Chewy shares are now trading at 24 times its 2026 EBITDA forecast, about eight turns above where they were in March and one standard deviation above historical averages , a level that implies strong Q1 results and guidance raises, which Jefferies thinks are unlikely.

“The pet macro looks relatively stable, and Chewy is executing well,” analysts wrote, but added that most of the positives appear priced in.

Those positives include improved alternative data signals, such as rising web traffic and app usage, as well as stronger revenue from sponsored ads.

Chewy is expected to benefit from supply chain efficiencies and increased advertising from pet product manufacturers. App data from SensorTower showed a 7.6% year-over-year increase in users and a 24% rise in downloads. Web traffic is also trending up, according to SimilarWeb (NYSE:SMWB).

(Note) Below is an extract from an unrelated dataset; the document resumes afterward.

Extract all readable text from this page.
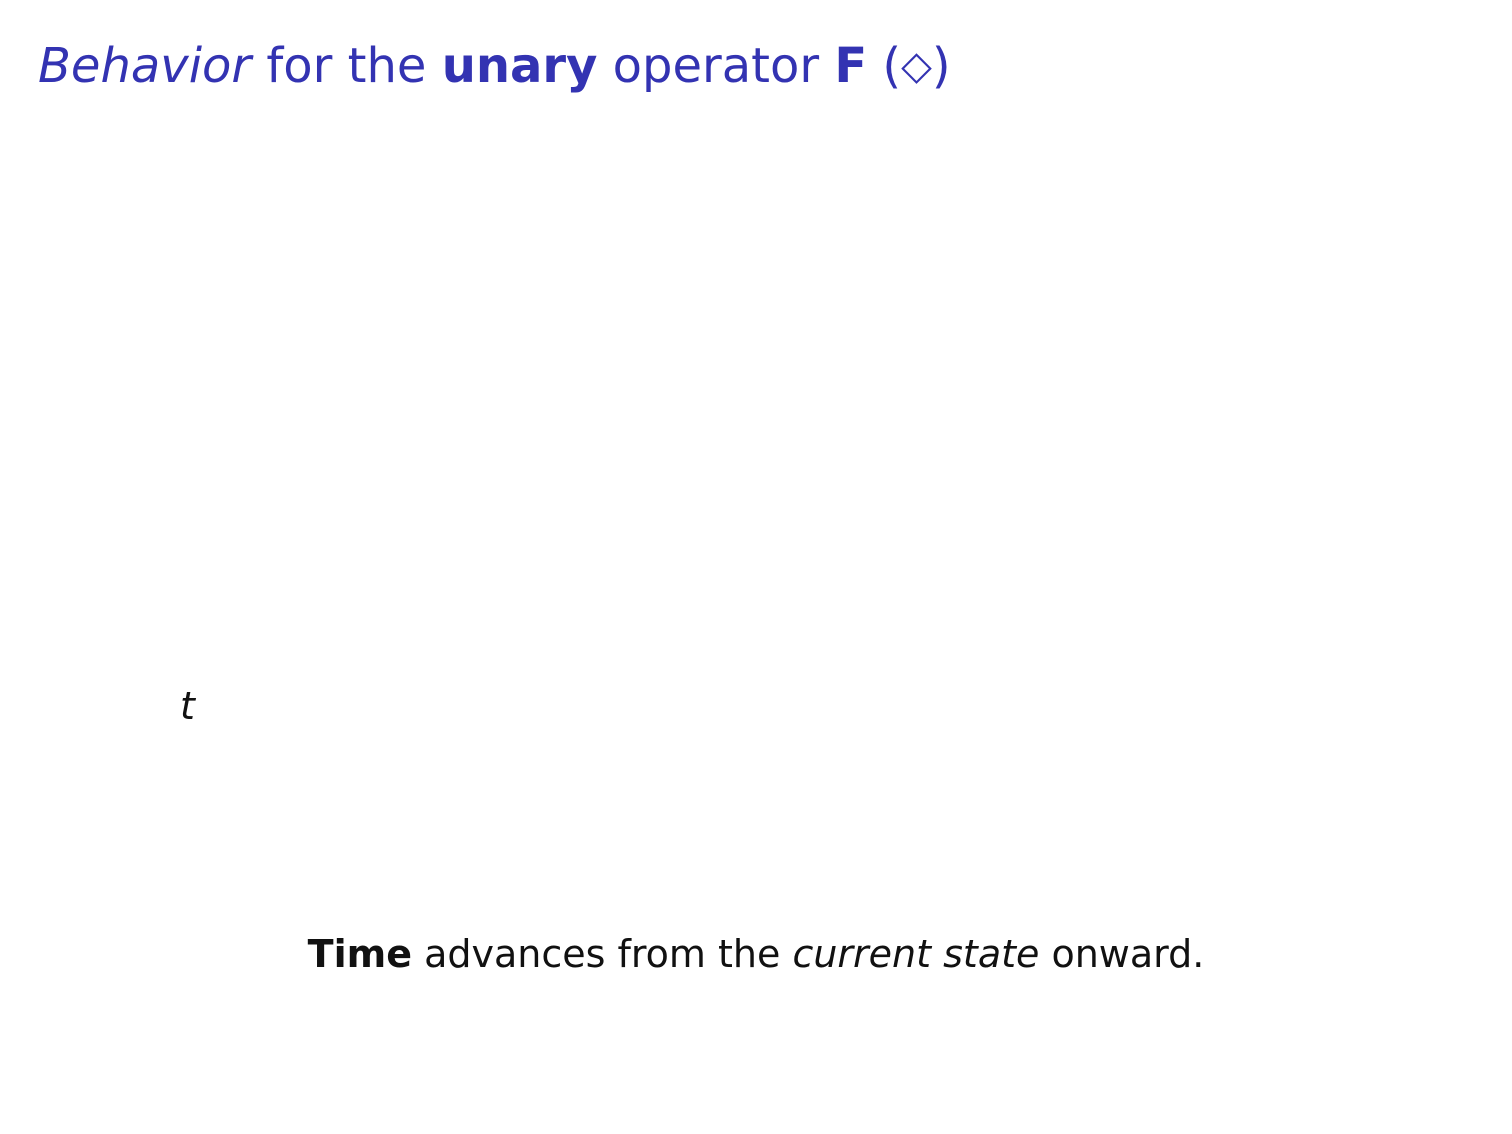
Behavior for the unary operator F (◇)
t

Time advances from the current state onward.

Still, Jefferies pointed to a lack of macro catalysts, such as growth in new pet-owning households, and said recent U.S. consumer data suggests only modest increases in pet spending, potentially limiting upside in the near term.

The firm expects Chewy to reiterate or slightly raise the low end of its full-year guidance, but sees little justification for raising estimates beyond that. Jefferies slightly lifted its 2025 revenue forecast to $12.44 billion and EBITDA to $700 million, near the top of management’s guide.

The price target was cut to $43 from $45, based on 20 times estimated 2027 EBITDA.